The issue with BRD at this stage is that it often strikes quickly and subclinically, sometimes referred to as midday morbidity because animals appear fine early in the day only to be dead after lunchtime.

A study she highlighted was one she worked on with Dr. Miles Theurer of Veterinary Research and Consulting Services. It looked at 194 commercial heifers and found that 28.3% of them tested positive for BRD at the first pull from the feedlot, coming from 10 different ranches.

Both Johnson and Theurer believe a solution to this starts at the ranch level.

“At this point, we do not have definitive recommendations for efforts to reduce mid-feeding period morbidity,” says Theurer. “Vaccination, pre-conditioning and good animal husbandry have been proven and are still recommended to improve health outcomes; however, additional collaboration throughout the entire supply chain is needed to identify the most effective and necessary practices to improve health outcomes.”

Fatigued cattle syndrome and shipping issues

The ultimate end of the beef cycle reflects nearly two full years of labor and expenses, and it’s very easy to cause some costly damage just prior to slaughter. Dr. Dan Thomson of Iowa State University highlighted fatigued cattle syndrome (FCS) and shipping bruises.
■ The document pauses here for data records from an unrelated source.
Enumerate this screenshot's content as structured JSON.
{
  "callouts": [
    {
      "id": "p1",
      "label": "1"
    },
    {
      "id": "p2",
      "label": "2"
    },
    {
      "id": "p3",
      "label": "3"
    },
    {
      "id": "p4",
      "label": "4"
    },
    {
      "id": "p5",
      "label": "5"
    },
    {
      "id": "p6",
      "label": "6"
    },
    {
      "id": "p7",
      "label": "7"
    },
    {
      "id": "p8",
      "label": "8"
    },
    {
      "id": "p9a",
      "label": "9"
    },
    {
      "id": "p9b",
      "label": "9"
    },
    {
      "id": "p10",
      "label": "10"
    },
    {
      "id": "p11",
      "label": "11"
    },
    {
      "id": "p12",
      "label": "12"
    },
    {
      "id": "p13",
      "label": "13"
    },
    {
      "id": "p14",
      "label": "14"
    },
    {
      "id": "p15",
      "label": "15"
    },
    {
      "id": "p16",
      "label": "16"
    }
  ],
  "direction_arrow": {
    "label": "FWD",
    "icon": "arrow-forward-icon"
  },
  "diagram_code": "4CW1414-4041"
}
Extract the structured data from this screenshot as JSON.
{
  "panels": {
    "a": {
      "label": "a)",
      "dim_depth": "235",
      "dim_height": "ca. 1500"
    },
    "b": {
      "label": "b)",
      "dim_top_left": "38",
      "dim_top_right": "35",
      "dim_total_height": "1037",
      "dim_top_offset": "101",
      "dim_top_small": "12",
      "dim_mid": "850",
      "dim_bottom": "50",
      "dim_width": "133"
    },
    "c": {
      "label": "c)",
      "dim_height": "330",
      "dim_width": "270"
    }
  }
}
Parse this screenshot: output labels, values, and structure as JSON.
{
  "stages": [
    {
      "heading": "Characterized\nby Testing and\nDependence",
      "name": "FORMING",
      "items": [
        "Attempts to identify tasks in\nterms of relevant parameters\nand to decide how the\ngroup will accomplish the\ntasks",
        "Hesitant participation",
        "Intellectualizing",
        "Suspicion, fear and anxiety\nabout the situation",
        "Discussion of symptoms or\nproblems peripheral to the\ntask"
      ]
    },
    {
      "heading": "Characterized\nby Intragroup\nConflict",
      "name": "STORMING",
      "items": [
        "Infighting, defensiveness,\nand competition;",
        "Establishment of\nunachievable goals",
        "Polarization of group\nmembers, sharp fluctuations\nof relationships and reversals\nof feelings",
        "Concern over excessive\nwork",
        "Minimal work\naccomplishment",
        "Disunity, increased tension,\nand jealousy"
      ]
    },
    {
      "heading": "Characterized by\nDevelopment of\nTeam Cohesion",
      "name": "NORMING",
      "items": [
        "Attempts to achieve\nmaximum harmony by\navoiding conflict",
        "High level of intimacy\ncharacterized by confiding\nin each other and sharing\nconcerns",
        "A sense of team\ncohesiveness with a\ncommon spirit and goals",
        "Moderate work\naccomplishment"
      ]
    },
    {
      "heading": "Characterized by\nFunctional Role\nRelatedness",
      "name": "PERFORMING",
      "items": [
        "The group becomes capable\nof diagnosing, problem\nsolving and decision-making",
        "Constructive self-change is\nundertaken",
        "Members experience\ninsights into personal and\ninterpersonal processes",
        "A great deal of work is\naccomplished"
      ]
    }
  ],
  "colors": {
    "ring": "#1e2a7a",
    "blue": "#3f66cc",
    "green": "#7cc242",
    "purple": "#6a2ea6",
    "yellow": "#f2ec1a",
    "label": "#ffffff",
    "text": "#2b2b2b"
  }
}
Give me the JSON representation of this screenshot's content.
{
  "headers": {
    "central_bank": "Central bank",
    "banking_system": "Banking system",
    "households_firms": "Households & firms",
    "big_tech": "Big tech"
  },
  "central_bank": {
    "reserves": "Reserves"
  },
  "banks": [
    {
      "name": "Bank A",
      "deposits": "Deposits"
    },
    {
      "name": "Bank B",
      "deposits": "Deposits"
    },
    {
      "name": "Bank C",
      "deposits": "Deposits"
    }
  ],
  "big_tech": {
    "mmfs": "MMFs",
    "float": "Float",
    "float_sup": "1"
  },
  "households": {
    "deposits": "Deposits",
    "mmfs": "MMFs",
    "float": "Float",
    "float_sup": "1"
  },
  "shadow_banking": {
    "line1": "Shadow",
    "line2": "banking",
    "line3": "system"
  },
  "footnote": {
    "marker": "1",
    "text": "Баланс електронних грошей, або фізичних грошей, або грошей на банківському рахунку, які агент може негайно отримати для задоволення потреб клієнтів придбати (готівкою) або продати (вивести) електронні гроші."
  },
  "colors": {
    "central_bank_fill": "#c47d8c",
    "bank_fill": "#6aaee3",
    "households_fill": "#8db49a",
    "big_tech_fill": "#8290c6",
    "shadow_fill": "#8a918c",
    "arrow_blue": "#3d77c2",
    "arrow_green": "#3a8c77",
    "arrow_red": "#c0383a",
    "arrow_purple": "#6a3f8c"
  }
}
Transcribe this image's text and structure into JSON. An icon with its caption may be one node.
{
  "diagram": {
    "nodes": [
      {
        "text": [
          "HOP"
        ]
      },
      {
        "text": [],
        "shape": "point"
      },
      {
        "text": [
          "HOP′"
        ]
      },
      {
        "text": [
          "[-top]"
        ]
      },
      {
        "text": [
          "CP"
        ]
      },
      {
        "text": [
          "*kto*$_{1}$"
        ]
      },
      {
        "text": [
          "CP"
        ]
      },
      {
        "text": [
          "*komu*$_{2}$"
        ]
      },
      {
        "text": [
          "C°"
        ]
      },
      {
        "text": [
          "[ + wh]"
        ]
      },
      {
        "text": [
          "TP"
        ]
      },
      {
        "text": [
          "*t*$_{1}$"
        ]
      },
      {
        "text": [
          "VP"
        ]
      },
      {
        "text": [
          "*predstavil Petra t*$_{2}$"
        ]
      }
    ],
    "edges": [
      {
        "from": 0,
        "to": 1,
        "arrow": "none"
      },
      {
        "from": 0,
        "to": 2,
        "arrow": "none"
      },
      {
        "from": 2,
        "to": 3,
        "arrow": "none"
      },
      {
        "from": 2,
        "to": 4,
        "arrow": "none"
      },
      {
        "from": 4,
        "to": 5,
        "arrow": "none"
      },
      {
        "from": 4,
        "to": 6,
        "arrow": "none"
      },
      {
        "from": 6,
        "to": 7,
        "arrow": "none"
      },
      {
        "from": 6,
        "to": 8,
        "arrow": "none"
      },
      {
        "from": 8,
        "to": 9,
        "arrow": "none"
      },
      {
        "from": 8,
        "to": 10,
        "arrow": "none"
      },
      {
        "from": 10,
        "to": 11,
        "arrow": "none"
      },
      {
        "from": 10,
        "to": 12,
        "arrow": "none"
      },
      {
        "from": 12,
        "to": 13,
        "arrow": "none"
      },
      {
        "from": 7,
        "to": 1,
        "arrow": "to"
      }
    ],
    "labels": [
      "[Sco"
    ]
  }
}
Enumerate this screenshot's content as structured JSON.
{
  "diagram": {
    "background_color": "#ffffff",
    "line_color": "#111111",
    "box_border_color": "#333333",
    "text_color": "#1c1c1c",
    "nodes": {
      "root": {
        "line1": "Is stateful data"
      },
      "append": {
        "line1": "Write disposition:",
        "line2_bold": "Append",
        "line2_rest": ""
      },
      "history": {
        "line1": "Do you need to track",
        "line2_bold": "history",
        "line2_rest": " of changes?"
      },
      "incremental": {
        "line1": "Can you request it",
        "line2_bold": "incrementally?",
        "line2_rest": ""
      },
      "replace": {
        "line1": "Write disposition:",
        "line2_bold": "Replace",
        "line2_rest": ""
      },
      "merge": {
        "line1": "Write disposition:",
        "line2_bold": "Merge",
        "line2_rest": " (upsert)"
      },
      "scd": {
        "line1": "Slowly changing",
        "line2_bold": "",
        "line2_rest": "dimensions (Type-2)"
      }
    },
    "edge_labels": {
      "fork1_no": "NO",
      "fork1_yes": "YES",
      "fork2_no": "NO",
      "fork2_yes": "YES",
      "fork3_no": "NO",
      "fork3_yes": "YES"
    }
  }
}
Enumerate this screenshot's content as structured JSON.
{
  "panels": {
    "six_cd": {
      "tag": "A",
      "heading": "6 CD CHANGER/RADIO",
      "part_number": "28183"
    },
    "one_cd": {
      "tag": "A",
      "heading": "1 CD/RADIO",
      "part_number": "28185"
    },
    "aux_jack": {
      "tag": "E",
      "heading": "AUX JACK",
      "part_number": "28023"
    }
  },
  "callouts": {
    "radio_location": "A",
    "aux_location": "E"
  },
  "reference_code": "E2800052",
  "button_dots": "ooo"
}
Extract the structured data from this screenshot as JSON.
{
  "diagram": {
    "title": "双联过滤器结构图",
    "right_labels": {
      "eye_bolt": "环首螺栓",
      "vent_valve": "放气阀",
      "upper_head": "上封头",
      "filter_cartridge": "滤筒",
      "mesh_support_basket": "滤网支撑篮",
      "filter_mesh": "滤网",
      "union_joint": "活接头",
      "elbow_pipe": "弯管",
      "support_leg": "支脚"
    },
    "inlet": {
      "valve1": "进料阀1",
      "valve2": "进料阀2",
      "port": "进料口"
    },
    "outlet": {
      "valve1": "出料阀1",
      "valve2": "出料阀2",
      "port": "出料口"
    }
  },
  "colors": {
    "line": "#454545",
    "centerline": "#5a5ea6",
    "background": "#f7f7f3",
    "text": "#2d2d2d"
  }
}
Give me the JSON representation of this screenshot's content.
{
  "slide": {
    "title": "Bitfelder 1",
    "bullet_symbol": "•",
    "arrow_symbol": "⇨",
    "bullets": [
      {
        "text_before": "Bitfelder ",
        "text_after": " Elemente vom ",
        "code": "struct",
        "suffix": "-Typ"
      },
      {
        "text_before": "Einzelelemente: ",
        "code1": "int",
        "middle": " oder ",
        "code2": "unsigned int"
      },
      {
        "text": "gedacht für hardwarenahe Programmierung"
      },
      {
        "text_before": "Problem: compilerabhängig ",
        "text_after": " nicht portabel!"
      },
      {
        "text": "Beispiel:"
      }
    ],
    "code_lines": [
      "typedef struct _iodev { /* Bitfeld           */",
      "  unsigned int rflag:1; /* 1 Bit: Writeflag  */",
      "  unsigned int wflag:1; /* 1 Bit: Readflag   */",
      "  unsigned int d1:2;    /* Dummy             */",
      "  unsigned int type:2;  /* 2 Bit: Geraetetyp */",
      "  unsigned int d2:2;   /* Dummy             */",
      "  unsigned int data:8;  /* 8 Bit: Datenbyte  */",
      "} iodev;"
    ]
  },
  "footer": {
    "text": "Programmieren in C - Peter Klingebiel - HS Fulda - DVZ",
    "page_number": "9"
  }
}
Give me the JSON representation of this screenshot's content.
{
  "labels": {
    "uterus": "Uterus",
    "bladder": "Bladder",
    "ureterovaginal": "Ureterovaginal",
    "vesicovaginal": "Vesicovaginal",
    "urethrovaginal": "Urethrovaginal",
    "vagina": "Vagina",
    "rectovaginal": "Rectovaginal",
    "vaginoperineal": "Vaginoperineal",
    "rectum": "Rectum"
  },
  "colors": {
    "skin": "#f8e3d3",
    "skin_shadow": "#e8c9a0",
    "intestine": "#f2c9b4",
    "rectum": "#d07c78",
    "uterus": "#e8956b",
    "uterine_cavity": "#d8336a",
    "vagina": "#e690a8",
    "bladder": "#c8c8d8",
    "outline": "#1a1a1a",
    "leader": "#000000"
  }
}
“We estimate that we will lose around five to 10 dollars per head on bruising when we have this at the plant,” he said. “We looked at over 8,000 carcasses to look at the bruising, and what we found is that 53 percent of cattle have at least one bruise.”

The most prevalent place of bruising is down the dorsal area; the biggest culprit was animals hitting the ramp to the top deck of semi-trailers as they jumped off in the unloading process. Thomson referenced one of his studies where they adjusted the clearance by 3 inches for unloading. The rate of bruising dropped from 53% to 5% by that simple change.

Fatigued cattle syndrome (FCS) is a condition in which excessive lactic acid builds up in the muscles as the result of fat cattle being moved too quickly and aggressively from feedlot to truck to packing plant. It’s a similar mechanism to what happens in dark cutters. At the packing plant, research has found these animals also have high levels of creatine kinase from muscle damage.

“Feedlots that do not handle cattle with care in the summer, or any other season, have more cattle condemned due to FCS than those that work to prevent it,” Thomson said. “With heavier outweights due to a backlog of cattle, this summer it will be even more important to handle our finished cattle with care.”

In some of his research, Thomson oversaw cattle who were walked at a half-mile versus those who were trotted for the same difference. Cattle who were walked not only had normal creatine kinase and lactic acid levels; they also had fewer muscle tremors at the packing plant. This issue is very manageable but requires high levels of employee training and patience.

Thomson says the biggest incentive to increase handling care is to remember the pay for quality carcasses. It takes around 200 days to finish an animal, and that work can greatly be reduced or entirely undone in 20 minutes of movement. This was a similar theme throughout the presentations.

The feeding period to slaughter is a pivotal time for animals, as a loss at this late stage could mean the loss of hundreds or even thousands of dollars and hours of hard work. Research, coupled with proper management, are important focuses in this area of the beef sector and will continue to be so as meat availability and quality becomes more and more important.  end mark

PHOTO: Cattle raised today and heading into the heavy feeding period face a variety of possible health issues based on their geography and condition. Staff photo.

Jaclyn Krymowski is a freelancer based in Ohio.